Closed sirine-chahma closed 4 years ago
I think that is a good idea. To add to that, may be in the script we can check for missing values and print a message showing how many samples have missing values Same about outliers too....
But We check for missing values and outliers in a separate jupyter notebook file. Then we can put a link to this notebook in our final report (script 5) at the beginning when we say that we didn't do any cleaning because there were no outliers and no missing values. Do you think it's enough? I just feel that this would be easier and easier to visualize, and I don't see the point of looking for missing data and outliers in two different files.

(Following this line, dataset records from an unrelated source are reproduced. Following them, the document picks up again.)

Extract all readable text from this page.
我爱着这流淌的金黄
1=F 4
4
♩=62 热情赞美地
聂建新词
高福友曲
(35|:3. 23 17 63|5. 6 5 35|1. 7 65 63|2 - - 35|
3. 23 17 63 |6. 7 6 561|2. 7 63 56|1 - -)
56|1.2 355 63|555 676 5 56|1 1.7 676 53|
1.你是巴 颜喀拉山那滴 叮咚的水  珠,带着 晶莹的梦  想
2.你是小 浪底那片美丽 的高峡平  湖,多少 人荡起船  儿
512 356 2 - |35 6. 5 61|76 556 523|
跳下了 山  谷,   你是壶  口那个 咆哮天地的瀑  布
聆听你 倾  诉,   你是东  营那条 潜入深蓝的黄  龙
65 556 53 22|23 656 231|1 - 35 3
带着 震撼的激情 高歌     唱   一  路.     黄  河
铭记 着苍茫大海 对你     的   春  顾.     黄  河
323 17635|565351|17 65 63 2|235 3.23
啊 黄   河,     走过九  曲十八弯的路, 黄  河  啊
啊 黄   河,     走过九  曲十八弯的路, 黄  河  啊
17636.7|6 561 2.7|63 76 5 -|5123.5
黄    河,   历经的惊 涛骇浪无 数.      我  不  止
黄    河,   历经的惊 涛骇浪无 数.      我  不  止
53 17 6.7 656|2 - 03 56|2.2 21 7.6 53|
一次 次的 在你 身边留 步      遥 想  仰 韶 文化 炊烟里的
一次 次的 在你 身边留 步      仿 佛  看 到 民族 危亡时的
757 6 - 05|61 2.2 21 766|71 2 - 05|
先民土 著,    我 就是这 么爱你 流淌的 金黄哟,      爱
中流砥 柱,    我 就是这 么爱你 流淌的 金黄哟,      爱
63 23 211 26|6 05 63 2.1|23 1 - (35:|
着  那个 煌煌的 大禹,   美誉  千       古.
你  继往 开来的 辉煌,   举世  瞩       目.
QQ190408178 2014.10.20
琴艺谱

I asked on Slack... Tiffany replied, all our codes should be in the script. We should use jupyer notebook/ rmd only for script 5
Could you please use the following setting while preprocessing the data? Hyper-parameters are tuned as per the same. train_test_split(X, y, test_size=0.3, random_state=123) Thanks
I don't know if it's going to work even if we have the same random state because I am spliting the data with R... but I will still do it! :)
As our dataset is already very clean (no missing values, and no outliers due to an error in the measurement for instance), I think we should just split the data into a train set and a validation set in the pre_processing file, and we should just create a jupyter notebook file were we explore the data and show that there is not that much to do in the "cleaning" step. What do you think?